Documentation
FAQ
Short answers for teams adopting a11y-catscan.
FAQ
On this page
- Is this a replacement for a human WCAG audit?
- Which engine should I use?
- Why are there both violations and incompletes?
- Why does a finding id look like `sc-1.4.3`?
- Why does JSONL matter?
- Can it scan logged-in pages?
- Does it follow links from URL-list mode?
- Why did MCP reject `http://127.0.0.1`?
- Can I suppress findings?
- Where should generated reports live?
Is this a replacement for a human WCAG audit?
No. It is a scanner and evidence collector. It finds many automated
failures quickly and gives auditors a structured list of cantTell
items to review, but WCAG conformance still requires human judgment.
Which engine should I use?
Use axe-core for fast iterative work. Use --engine all for baselines
and audit sweeps where coverage matters more than runtime.
Why are there both violations and incompletes?
failed means an automated engine found a definite failure. cantTell
means the engine could not decide automatically. Incompletes are common
for contrast checks involving gradients, images, pseudo-elements, and
overlaps.
Why does a finding id look like sc-1.4.3?
Deduped reports group cross-engine findings by normalized primary tag.

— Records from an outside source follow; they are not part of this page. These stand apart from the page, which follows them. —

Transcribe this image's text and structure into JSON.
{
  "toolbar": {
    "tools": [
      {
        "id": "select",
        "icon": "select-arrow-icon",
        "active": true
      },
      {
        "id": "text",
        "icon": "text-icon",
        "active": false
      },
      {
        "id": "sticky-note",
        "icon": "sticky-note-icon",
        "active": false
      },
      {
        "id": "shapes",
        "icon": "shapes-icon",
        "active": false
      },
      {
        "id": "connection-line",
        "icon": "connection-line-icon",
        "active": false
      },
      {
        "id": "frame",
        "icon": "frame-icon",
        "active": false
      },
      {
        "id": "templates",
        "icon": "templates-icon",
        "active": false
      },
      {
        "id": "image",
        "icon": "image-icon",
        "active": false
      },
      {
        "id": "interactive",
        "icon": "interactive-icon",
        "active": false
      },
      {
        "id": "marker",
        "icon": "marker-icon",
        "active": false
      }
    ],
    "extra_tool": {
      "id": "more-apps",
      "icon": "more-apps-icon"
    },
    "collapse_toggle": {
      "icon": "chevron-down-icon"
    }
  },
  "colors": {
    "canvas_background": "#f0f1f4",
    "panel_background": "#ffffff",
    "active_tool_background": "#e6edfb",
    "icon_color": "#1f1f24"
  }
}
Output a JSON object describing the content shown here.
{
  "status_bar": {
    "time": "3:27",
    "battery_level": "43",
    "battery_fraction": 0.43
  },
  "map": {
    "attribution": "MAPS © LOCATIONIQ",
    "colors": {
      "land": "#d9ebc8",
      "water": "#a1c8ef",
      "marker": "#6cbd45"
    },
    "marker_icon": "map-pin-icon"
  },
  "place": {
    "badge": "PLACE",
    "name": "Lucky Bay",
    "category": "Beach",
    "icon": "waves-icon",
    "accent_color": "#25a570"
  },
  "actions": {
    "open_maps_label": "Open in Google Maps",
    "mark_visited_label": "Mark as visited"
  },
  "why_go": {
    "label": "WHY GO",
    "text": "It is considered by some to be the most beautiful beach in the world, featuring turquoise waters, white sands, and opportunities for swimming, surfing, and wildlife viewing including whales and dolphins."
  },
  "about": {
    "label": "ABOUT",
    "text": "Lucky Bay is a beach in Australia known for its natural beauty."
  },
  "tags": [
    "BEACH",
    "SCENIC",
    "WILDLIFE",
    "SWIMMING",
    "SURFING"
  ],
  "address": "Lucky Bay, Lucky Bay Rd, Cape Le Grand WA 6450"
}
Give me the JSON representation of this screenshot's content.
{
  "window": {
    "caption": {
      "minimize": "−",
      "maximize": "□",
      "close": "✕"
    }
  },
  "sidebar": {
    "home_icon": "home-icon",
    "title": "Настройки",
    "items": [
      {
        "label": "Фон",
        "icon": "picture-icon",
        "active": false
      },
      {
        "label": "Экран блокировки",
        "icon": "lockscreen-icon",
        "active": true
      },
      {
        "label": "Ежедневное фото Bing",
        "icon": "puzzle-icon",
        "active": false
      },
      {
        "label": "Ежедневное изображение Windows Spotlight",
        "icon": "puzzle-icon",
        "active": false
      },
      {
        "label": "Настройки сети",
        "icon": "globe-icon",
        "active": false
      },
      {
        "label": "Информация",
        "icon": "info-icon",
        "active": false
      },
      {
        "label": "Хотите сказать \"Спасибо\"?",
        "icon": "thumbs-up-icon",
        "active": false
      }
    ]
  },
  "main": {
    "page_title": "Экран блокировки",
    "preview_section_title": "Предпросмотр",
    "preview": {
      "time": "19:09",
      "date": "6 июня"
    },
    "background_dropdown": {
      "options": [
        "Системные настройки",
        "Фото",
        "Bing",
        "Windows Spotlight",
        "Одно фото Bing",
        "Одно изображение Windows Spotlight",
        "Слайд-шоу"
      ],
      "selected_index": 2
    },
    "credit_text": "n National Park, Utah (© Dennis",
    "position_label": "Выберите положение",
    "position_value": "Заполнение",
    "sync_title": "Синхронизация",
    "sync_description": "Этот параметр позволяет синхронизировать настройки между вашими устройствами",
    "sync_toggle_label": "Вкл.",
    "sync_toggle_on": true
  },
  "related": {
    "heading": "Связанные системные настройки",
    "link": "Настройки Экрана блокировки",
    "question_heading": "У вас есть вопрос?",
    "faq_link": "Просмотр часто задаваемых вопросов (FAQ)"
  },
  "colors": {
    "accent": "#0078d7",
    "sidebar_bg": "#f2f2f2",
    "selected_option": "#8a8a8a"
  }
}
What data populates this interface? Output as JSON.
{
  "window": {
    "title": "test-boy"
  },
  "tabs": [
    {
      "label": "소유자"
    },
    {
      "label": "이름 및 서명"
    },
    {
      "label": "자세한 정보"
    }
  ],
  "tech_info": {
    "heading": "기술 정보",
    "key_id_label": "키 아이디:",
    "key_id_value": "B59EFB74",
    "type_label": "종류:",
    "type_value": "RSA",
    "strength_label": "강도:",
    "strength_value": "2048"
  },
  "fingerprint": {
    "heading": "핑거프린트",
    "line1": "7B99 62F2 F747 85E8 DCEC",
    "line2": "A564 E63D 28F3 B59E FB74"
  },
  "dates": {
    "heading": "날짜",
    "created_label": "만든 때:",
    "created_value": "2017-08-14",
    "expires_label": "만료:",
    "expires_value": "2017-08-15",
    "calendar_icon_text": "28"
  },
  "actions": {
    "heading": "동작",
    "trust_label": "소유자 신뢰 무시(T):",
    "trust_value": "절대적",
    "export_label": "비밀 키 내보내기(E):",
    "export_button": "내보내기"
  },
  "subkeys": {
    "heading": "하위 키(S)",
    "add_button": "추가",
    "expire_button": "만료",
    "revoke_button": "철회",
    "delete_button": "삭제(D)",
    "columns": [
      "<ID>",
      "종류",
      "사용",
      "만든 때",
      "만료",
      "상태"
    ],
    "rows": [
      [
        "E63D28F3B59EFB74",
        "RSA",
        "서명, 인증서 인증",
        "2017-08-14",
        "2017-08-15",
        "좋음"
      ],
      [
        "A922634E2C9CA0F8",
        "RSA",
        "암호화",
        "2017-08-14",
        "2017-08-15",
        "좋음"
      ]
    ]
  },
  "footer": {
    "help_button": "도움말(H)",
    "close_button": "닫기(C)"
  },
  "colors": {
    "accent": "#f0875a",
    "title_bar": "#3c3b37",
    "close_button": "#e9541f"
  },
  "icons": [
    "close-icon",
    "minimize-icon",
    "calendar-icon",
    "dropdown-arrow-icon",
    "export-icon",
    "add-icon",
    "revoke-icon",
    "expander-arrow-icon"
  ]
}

sc-1.4.3 means WCAG Success Criterion 1.4.3, Contrast Minimum.
Why does JSONL matter?
Long scans can produce huge reports. JSONL lets the scanner write one complete page result at a time, flush it immediately, and rebuild HTML or JSON views later without keeping everything in memory.
Can it scan logged-in pages?
Yes. Write a login plugin that implements async def login(context, config) -> bool, then configure it under auth.login_script.
Does it follow links from URL-list mode?
No. --urls FILE scans exactly those URLs. This is useful for curated
template samples and regression checks.
Why did MCP reject http://127.0.0.1?
MCP may be driven by an LLM client, so it rejects private/local targets
by default to avoid SSRF. Use A11Y_CATSCAN_MCP_ALLOW_PRIVATE=1 only in
trusted local test setups.
Can I suppress findings?
Yes, with an allowlist YAML. Use it for known-acceptable items and write a reason. Avoid suppressing multi-engine confirmed failures unless you have manually verified the page.
Where should generated reports live?
Use output_dir, usually ./reports. Reports are gitignored by
default because they can contain page snippets and authenticated URLs.